The idea is to convert a random number between 0 and 1 into an outcome. Going back to the discrete case, using the Mario Kart example, we can break the interval [0, 1] into sub-intervals with widths equal to their probabilities. Visually, this might look like the following:
We can make a similar plot for a Poisson(3) random variable (the y-axis is truncated because we can’t plot all infinite outcomes):
Indeed, this plot is nothing other than the quantile function! This idea extends to all random variables.

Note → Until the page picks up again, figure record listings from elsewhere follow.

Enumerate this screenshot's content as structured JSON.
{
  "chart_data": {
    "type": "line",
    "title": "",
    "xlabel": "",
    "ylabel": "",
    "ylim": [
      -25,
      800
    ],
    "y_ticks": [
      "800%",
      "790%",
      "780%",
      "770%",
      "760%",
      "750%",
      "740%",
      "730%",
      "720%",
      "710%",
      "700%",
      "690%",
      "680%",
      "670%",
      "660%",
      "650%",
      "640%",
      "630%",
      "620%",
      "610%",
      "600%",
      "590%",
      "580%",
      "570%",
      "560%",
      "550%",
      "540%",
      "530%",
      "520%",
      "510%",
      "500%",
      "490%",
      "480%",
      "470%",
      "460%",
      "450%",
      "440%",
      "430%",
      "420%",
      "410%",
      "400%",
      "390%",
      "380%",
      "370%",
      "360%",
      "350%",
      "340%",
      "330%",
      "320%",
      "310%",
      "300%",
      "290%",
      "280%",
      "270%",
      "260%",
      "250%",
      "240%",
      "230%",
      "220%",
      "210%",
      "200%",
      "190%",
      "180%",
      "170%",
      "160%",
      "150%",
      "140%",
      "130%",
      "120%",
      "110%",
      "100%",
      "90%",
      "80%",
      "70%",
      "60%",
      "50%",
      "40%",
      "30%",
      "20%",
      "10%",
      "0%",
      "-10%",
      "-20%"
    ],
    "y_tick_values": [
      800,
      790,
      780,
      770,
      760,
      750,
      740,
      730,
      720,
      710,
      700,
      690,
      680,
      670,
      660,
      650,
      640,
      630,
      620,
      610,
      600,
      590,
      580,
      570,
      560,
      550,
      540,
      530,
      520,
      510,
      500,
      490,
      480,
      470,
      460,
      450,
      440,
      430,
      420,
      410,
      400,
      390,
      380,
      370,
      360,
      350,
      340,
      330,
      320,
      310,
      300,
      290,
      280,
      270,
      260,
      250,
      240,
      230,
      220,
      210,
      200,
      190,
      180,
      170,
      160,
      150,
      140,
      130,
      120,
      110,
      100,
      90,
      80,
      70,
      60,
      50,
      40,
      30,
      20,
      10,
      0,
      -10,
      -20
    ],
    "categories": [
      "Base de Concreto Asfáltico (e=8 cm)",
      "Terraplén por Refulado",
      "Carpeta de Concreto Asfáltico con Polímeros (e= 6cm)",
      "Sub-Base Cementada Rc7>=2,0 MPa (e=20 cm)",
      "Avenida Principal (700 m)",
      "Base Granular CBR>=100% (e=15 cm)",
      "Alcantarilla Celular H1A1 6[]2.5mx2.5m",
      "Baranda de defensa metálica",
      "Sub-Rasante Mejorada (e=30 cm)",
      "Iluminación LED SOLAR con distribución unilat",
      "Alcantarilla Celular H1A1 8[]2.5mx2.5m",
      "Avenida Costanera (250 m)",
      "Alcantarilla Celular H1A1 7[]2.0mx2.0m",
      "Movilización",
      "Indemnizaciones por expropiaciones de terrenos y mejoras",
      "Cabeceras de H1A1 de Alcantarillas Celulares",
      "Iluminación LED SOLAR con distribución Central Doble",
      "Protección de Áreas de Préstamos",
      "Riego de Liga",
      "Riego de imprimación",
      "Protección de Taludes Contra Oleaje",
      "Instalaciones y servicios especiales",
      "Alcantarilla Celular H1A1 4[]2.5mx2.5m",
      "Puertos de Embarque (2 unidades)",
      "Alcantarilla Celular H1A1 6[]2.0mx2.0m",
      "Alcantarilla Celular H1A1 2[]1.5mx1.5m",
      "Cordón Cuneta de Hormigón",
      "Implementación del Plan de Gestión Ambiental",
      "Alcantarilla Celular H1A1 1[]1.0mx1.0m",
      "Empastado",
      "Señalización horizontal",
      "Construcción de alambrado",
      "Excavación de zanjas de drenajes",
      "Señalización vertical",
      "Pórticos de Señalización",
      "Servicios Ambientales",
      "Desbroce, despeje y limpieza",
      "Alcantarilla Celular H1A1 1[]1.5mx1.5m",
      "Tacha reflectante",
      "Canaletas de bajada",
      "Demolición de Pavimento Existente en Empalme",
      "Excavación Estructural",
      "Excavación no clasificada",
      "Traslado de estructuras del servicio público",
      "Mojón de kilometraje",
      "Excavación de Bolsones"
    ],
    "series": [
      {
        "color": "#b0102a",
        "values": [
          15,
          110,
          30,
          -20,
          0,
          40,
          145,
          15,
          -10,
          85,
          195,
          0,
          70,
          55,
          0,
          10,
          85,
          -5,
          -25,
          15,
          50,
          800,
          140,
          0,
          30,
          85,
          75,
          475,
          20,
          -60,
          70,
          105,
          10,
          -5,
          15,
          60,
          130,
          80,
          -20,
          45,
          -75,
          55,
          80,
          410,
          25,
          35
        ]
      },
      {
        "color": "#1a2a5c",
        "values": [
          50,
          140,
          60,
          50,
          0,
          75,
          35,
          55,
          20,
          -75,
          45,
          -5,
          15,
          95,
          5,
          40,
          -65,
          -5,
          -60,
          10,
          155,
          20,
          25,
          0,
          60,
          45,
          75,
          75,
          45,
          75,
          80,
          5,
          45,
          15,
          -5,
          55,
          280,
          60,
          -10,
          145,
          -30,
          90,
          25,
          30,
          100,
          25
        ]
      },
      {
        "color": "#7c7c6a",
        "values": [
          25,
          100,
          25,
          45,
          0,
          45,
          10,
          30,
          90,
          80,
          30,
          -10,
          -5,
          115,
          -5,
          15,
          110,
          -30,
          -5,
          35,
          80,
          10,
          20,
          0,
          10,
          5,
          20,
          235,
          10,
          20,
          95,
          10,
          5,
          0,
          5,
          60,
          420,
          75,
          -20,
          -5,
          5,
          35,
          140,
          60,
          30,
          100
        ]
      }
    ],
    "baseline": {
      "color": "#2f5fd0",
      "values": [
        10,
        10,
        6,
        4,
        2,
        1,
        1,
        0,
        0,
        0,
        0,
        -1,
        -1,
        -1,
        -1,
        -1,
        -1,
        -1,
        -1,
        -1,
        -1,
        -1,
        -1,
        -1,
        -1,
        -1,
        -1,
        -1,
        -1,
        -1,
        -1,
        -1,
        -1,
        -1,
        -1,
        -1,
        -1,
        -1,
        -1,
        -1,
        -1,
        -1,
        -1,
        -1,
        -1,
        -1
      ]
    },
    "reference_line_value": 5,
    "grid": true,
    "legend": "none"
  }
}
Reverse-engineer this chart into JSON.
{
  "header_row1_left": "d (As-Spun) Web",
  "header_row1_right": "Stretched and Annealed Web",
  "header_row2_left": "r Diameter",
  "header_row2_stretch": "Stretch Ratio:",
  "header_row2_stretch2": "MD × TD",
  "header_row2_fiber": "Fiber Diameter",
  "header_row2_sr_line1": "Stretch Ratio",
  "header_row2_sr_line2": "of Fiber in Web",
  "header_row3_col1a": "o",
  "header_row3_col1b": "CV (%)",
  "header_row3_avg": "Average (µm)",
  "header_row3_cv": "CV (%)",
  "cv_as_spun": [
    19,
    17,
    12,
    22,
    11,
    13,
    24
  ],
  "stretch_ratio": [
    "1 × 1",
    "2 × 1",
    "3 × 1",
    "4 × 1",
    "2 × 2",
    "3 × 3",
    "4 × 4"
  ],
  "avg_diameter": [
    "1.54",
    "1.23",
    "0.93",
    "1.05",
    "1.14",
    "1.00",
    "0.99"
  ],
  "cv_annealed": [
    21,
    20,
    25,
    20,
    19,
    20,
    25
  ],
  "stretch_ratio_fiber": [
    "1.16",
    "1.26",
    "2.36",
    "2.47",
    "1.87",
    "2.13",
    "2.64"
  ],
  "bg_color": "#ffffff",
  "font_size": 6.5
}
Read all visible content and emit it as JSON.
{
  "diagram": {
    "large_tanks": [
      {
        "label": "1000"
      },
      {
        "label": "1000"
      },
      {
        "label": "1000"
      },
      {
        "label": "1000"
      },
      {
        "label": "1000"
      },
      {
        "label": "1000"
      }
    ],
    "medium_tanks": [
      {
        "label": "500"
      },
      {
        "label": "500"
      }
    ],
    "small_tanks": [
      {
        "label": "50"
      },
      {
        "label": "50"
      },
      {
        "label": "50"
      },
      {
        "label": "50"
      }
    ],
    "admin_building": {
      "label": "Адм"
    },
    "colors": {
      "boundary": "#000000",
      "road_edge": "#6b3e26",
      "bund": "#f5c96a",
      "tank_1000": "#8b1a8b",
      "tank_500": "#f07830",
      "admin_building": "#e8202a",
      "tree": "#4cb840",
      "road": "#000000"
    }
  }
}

If we want to generate an observation of a random variable \(Y\) with quantile function \(Q_Y\), just follow these two steps:
- Generate a number \(U\) completely at random between 0 and 1.
- Calculate the observation as \(Y = Q_Y(U)\).
For continuous random variables only, the opposite of this result also has important implications: if \(Y\) is a continuous random variable with cdf \(F_Y\), then \[F_Y(Y) \sim \text{Unif}(0,1).\] This is important for p-values in hypothesis testing (DSCI 552+), transformations, and copulas (optional question on your lab assignment).